This weekend we attended our local village show, there wasn't one last year and we sorely missed it but it is back now!
We started entering our produce into the village show back in 2012. We have always been fans of a good village show, it brings a community together and gives you a real chance to meet neighbours you may not see on a day to day basis. It also brings out that competitive streak that can also be found in the world of growing and baking. Carol entered two loaves in the bread category and took first and third places, a double whammy that she is immensely proud of. Bread making is always a hotly contested category at village shows, along with cakes and preserves. It's like watching the WI in a pitched battle with the Paul Hollywood tribute society. A hundred Paul Hollywood's being beaten to a pulp with Victoria sponges and French baguettes is as inspiring as popping the seal on a chutney. Village shows have become the new rock and roll for people to show their produce, this showing off has taken many forms from guerrilla gardening, to incredible edible, to television programmes with a real drive to show food and growing of food in the public arena. It is not a bad thing. Though many would have us think so. We only need to look at how we are losing allotments to housing and how cheap some so-called bread is. Growing and baking is something we should not take for granted. Neither should we allow our green spaces to become concrete spaces. Food is not a mystery, food is not something to be frightened of, or even shunned under astro turf, we all eat it and we should all at least try to grow it once we leave primary school. The ubiquitous sunflower seed given to you before the Easter holidays was fun when you were five but growing your own potatoes is a world away when it comes to pleasure. Baking your own bread is a million miles away from buying a so-called loaf from the shop. This is no longer a question of: why do you do that? It has become more a clarion call of: why don't you?

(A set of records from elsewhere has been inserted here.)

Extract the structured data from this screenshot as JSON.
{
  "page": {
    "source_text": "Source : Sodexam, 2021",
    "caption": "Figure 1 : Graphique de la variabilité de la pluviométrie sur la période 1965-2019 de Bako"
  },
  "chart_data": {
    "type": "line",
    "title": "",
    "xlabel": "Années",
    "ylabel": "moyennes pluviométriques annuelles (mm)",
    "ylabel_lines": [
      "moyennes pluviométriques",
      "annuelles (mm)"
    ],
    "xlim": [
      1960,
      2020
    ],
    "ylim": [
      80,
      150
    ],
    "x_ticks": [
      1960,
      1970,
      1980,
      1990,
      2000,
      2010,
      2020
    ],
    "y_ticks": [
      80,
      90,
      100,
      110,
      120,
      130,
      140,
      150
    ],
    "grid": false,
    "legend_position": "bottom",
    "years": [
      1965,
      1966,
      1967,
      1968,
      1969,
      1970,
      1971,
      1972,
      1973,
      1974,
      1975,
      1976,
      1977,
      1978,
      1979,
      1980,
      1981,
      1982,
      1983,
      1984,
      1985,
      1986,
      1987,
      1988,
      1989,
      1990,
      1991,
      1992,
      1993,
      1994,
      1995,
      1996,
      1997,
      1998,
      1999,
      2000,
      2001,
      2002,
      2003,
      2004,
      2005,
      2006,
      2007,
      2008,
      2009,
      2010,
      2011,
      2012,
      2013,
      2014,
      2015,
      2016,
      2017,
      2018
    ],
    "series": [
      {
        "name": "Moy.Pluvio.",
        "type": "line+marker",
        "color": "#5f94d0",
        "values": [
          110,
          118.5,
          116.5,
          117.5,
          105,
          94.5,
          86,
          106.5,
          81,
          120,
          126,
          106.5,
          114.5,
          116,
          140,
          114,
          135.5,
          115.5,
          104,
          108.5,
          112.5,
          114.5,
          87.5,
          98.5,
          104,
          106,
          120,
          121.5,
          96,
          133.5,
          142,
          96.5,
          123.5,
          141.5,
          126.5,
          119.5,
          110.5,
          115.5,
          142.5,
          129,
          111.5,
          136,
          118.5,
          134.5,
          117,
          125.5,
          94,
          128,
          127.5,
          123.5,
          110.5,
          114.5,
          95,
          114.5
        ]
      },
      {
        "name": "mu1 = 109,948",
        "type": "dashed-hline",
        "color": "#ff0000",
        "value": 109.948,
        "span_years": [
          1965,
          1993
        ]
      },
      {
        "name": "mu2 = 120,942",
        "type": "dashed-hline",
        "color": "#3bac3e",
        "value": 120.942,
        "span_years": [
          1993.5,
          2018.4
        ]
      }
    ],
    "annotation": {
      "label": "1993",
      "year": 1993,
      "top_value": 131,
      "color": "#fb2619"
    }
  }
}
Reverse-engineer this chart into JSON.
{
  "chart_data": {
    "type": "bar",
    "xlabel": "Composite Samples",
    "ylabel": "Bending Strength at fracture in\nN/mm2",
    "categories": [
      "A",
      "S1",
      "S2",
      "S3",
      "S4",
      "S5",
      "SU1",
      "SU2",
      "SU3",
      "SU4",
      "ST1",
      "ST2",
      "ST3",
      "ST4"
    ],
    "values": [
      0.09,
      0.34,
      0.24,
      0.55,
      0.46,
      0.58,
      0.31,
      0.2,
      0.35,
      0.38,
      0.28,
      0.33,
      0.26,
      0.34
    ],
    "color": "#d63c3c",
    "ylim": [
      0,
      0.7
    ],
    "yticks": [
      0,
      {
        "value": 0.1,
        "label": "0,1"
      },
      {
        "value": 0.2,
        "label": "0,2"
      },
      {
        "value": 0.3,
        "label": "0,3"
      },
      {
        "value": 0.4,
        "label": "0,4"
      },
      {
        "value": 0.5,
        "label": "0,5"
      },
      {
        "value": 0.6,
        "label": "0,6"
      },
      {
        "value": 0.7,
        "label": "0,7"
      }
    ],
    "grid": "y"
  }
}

Even growing flowers can and should bring pleasure to the garden and gardener. Andrew got third for his dahlias and Carol got third for her flower arrangement.
She literally went out into the garden an hour before the show set up and collected what was in season and then prepped them in a vase. We're great believers in also getting something edible into a flower arrangement and we got in some herbs that were flowering. It's important that we see flowers that are bee friendly alongside food that is bee friendly too, and village shows can be a real melting pot for growing ideas and solutions. There are years though in which we can do nothing about the weather, and we take what we have in the garden. Sometimes the weather, like this year, has been too cool. So things are late and not ready for showing. We even made the difficult decision of not taking our dilly beans, we have a few jars but these are jars we want to save for winter and opening them now means we have to eat them. No hardship but we have fresh beans coming in all the time and canned beans are something that is glorious in the winter months.
We are awash with dahlias though and our Sensationalism variety that survived the great dahlia rot of last winter. The dahlias last year were breathtakingly beautiful and sadly we don't have the wealth we had last year but what we have are glorious and they took the third prize.
If you have a village show near you, enter it next year. If you have a front garden which is only a lawn, get rid of it and plant vegetable and flowers. If you have a windowsill, grow a tomato plant. If you have window box, grow herbs. For growing is not a private thing, it is something we should share and like food, it is necessary and it is vital. We believe that village shows are, in turn, necessary and vital so we can all connect with the community.